NIGERIA, BRAZIL, INDIA and CHINA spoke on behalf of the G-77/CHINA, and underscored the importance of establishing an independent multilateral fund. NIGERIA challenged the contention that establishing a new mechanism would be more costly and time consuming than making necessary modifications to restructure the GEF. BRAZIL, stressing that developing countries will not adopt an instrument without provision of assistance, requested the EU to elaborate on how it intends to provide funds. INDIA emphasized that developing countries should not be kept in the dark about what type of assistance will be available. He said the experience of developing countries with the GEF has not been good, and noted frustrations associated with multiple funding sources, including meeting differing criteria and submitting multiple applications. Noting the GEF takes its own decisions and decides how funds will be spent, CHINA asked who will guarantee that the GEF will direct sufficient funds to support the POPs convention. SOUTH AFRICA said the CAN could supplement the G-77/CHINA proposal.

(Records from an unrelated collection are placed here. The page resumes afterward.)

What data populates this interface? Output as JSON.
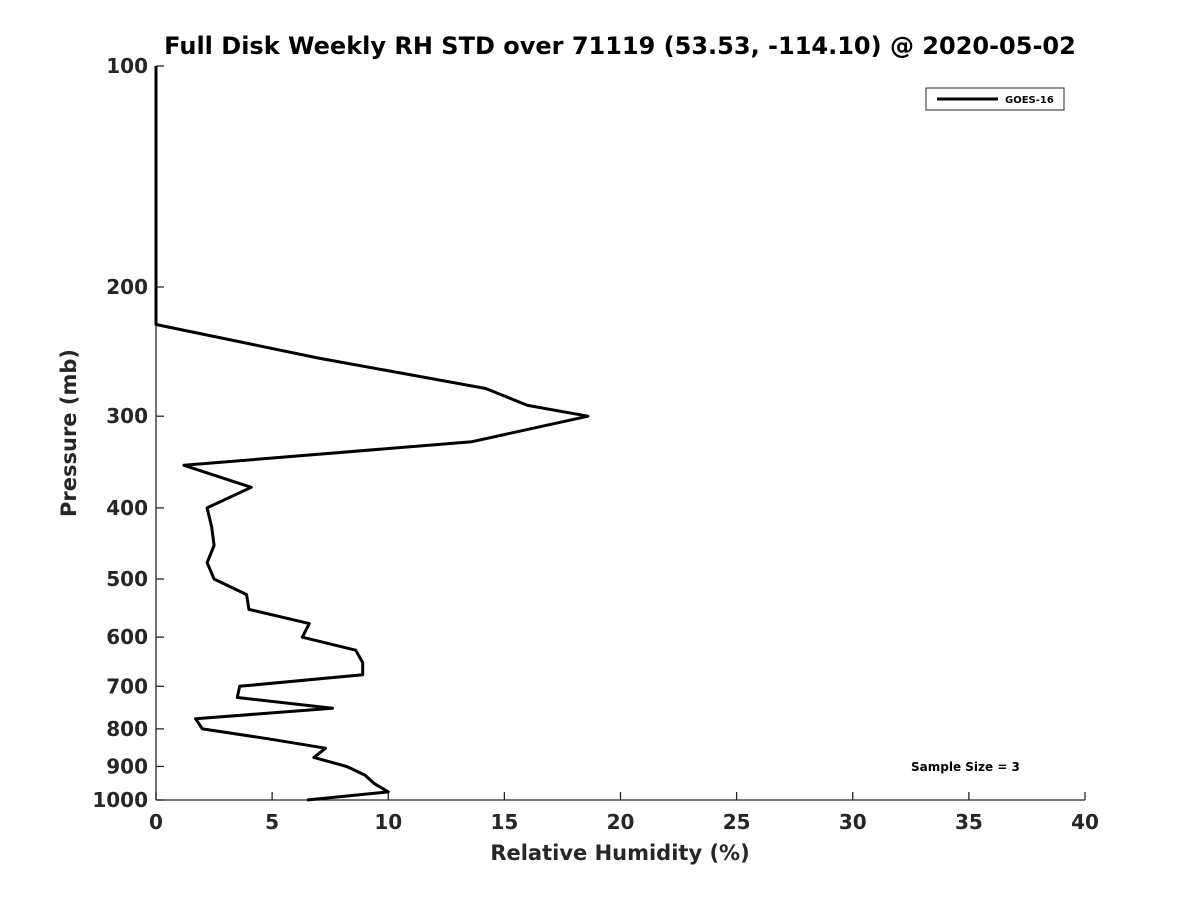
{
  "chart_data": {
    "type": "line",
    "title": "Full Disk Weekly RH STD over 71119 (53.53, -114.10) @ 2020-05-02",
    "xlabel": "Relative Humidity (%)",
    "ylabel": "Pressure (mb)",
    "xlim": [
      0,
      40
    ],
    "ylim": [
      100,
      1000
    ],
    "y_scale": "log",
    "y_reversed": true,
    "x_ticks": [
      "0",
      "5",
      "10",
      "15",
      "20",
      "25",
      "30",
      "35",
      "40"
    ],
    "y_ticks": [
      "100",
      "200",
      "300",
      "400",
      "500",
      "600",
      "700",
      "800",
      "900",
      "1000"
    ],
    "legend": {
      "position": "top-right",
      "entries": [
        "GOES-16"
      ]
    },
    "annotation": "Sample Size = 3",
    "grid": false,
    "series": [
      {
        "name": "GOES-16",
        "color": "#000000",
        "points": [
          [
            0,
            100
          ],
          [
            0,
            150
          ],
          [
            0,
            200
          ],
          [
            0,
            225
          ],
          [
            7,
            250
          ],
          [
            14.2,
            275
          ],
          [
            16,
            290
          ],
          [
            18.6,
            300
          ],
          [
            13.6,
            325
          ],
          [
            1.2,
            350
          ],
          [
            4.1,
            375
          ],
          [
            2.2,
            400
          ],
          [
            2.4,
            425
          ],
          [
            2.5,
            450
          ],
          [
            2.2,
            475
          ],
          [
            2.5,
            500
          ],
          [
            3.9,
            525
          ],
          [
            4.0,
            550
          ],
          [
            6.6,
            575
          ],
          [
            6.3,
            600
          ],
          [
            8.6,
            625
          ],
          [
            8.9,
            650
          ],
          [
            8.9,
            675
          ],
          [
            3.6,
            700
          ],
          [
            3.5,
            725
          ],
          [
            7.6,
            750
          ],
          [
            1.7,
            775
          ],
          [
            2.0,
            800
          ],
          [
            4.8,
            825
          ],
          [
            7.3,
            850
          ],
          [
            6.8,
            875
          ],
          [
            8.2,
            900
          ],
          [
            9.0,
            925
          ],
          [
            9.4,
            950
          ],
          [
            10.0,
            975
          ],
          [
            6.5,
            1000
          ]
        ]
      }
    ]
  }
}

The CZECH REPUBLIC, on behalf of the Central and Eastern European region, supported using the GEF, rejected assertions that the GEF is inefficient and slow, and supported the CAN. CAMEROON questioned the legality of determining the effecting institution before completing negotiations.

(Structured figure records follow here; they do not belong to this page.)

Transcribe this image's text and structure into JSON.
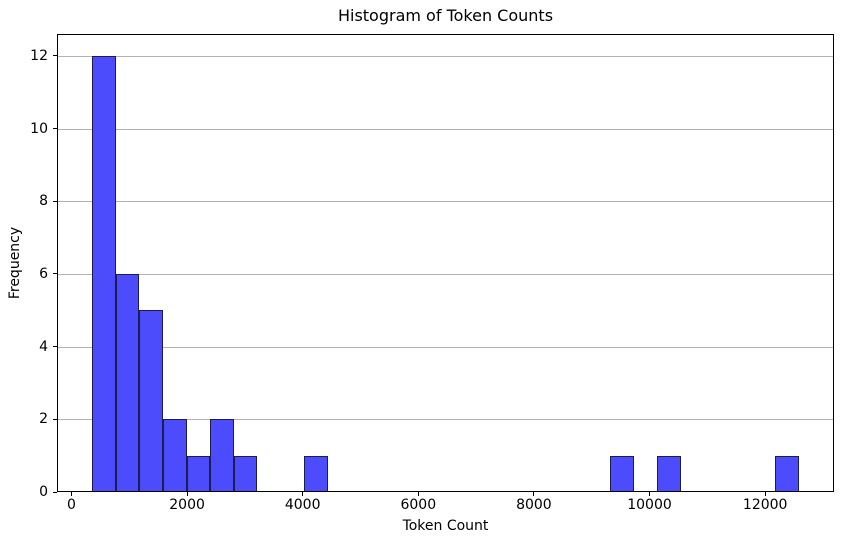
{
  "chart_data": {
    "type": "bar",
    "subtype": "histogram",
    "title": "Histogram of Token Counts",
    "xlabel": "Token Count",
    "ylabel": "Frequency",
    "bins": {
      "start": 360,
      "width": 407.33,
      "count": 30
    },
    "counts": [
      12,
      6,
      5,
      2,
      1,
      2,
      1,
      0,
      0,
      1,
      0,
      0,
      0,
      0,
      0,
      0,
      0,
      0,
      0,
      0,
      0,
      0,
      1,
      0,
      1,
      0,
      0,
      0,
      0,
      1
    ],
    "total_observations": 33,
    "xticks": [
      0,
      2000,
      4000,
      6000,
      8000,
      10000,
      12000
    ],
    "yticks": [
      0,
      2,
      4,
      6,
      8,
      10,
      12
    ],
    "xlim": [
      -251,
      13191
    ],
    "ylim": [
      0,
      12.6
    ],
    "grid": "horizontal-y-only",
    "legend": "none",
    "colors": {
      "bar_fill": "#4c4cfc",
      "bar_edge": "#1c1c54",
      "gridline": "#b2b2b2",
      "spine": "#000000",
      "text": "#000000",
      "background": "#ffffff"
    }
  }
}
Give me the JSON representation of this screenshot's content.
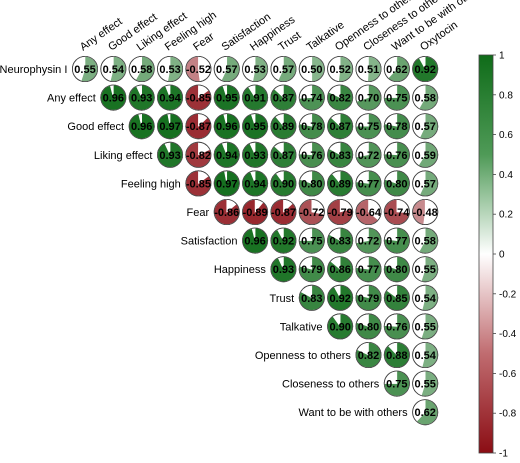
{
  "chart_data": {
    "type": "heatmap",
    "subtype": "correlation-pie-matrix",
    "title": "",
    "column_labels": [
      "Any effect",
      "Good effect",
      "Liking effect",
      "Feeling high",
      "Fear",
      "Satisfaction",
      "Happiness",
      "Trust",
      "Talkative",
      "Openness to others",
      "Closeness to others",
      "Want to be with others",
      "Oxytocin"
    ],
    "rows": [
      {
        "label": "Neurophysin I",
        "values": [
          0.55,
          0.54,
          0.58,
          0.53,
          -0.52,
          0.57,
          0.53,
          0.57,
          0.5,
          0.52,
          0.51,
          0.62,
          0.92
        ]
      },
      {
        "label": "Any effect",
        "values": [
          0.96,
          0.93,
          0.94,
          -0.85,
          0.95,
          0.91,
          0.87,
          0.74,
          0.82,
          0.7,
          0.75,
          0.58
        ]
      },
      {
        "label": "Good effect",
        "values": [
          0.96,
          0.97,
          -0.87,
          0.96,
          0.95,
          0.89,
          0.78,
          0.87,
          0.75,
          0.78,
          0.57
        ]
      },
      {
        "label": "Liking effect",
        "values": [
          0.93,
          -0.82,
          0.94,
          0.93,
          0.87,
          0.76,
          0.83,
          0.72,
          0.76,
          0.59
        ]
      },
      {
        "label": "Feeling high",
        "values": [
          -0.85,
          0.97,
          0.94,
          0.9,
          0.8,
          0.89,
          0.77,
          0.8,
          0.57
        ]
      },
      {
        "label": "Fear",
        "values": [
          -0.86,
          -0.89,
          -0.87,
          -0.72,
          -0.79,
          -0.64,
          -0.74,
          -0.48
        ]
      },
      {
        "label": "Satisfaction",
        "values": [
          0.96,
          0.92,
          0.75,
          0.83,
          0.72,
          0.77,
          0.58
        ]
      },
      {
        "label": "Happiness",
        "values": [
          0.93,
          0.79,
          0.86,
          0.77,
          0.8,
          0.55
        ]
      },
      {
        "label": "Trust",
        "values": [
          0.83,
          0.92,
          0.79,
          0.85,
          0.54
        ]
      },
      {
        "label": "Talkative",
        "values": [
          0.9,
          0.8,
          0.76,
          0.55
        ]
      },
      {
        "label": "Openness to others",
        "values": [
          0.82,
          0.88,
          0.54
        ]
      },
      {
        "label": "Closeness to others",
        "values": [
          0.75,
          0.55
        ]
      },
      {
        "label": "Want to be with others",
        "values": [
          0.62
        ]
      }
    ],
    "colorbar": {
      "range": [
        -1,
        1
      ],
      "ticks": [
        "1",
        "0.8",
        "0.6",
        "0.4",
        "0.2",
        "0",
        "-0.2",
        "-0.4",
        "-0.6",
        "-0.8",
        "-1"
      ],
      "colors": {
        "negative": "#67001f",
        "zero": "#ffffff",
        "positive": "#053061"
      }
    },
    "palette": {
      "neg_end": "#8b0d14",
      "zero": "#ffffff",
      "pos_end": "#0f6c19"
    }
  }
}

The SUSTAINABLE DEVELOPMENT POLICY INSTITUTE noted challenges faced when seeking assistance to clean-up contamination from obsolete pesticide stockpiles. The ENVIRONMENTAL HEALTH FUND noted that while strong pressure to accept obligations is being applied in the debate on control measures, only assurances that assistance needs can be met are being offered in the debate on financial resources. WWF INTERNATIONAL expressed concern that draft language is being weakened to allow voluntary or token financial support. JAPAN noted Secretariat research on POPs-related activities provides information that could facilitate access to assistance. Chair Buccini proposed that delegates either defer further work to INC-5 or establish an intersessional group.

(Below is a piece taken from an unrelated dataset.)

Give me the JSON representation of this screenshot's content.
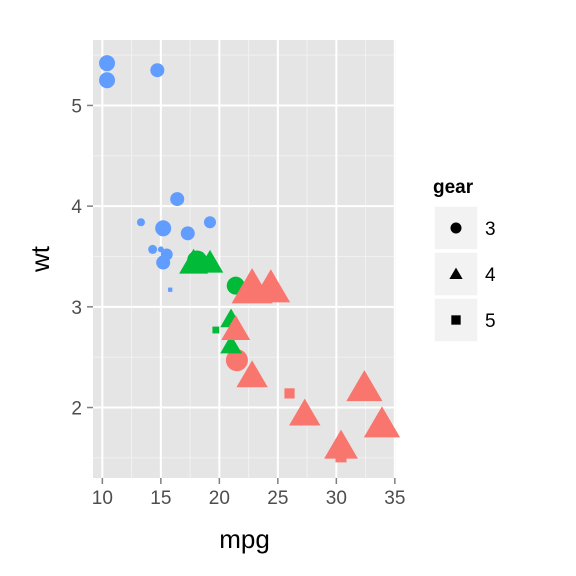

PROHIBITION AND RESTRICTION: The contact group considered, inter alia, prohibition and restriction provisions, Annexes A and B, exemptions, DDT and PCBs, and a proposal on stockpiles. The group considered a proposal for DDT entry in control for Annex B (restriction) and agreed to allow DDT only for disease vector control. Delegates agreed alternatives should, inter alia, include both chemical and non-chemical alternatives and "must" pose less risk to the environment and human health than DDT. On prohibition, a number of proposals were put forward, but delegates were unable to resolve the trade issue with respect to prohibited substances. A group of countries proposed language on trade with non-Parties, however one delegate opposed opening debate on this issue, noting it has not yet been addressed in Plenary. On restrictions, delegates considered, inter alia, a proposal on reporting requirements but reached no consensus. The group also discussed a proposal on general exemptions. A group of countries called to bracket exemptions for articles in use, closed-system intermediates and end users.
IN THE CORRIDORS
An NGO scorecard indicating country positions on elimination and the Precautionary Principle has been circulating throughout INC-4. Some participants are suggesting this may be positively influencing some countriesï¿½ decisions to rethink their stances, given rising support for elimination and for operationalization of the Precautionary Principle.
THINGS TO LOOK FOR TODAY
PLENARY: Plenary will meet at 10:00 am to discuss, inter alia, the Chair's Proposal for the preamble and to review the report of INC-4.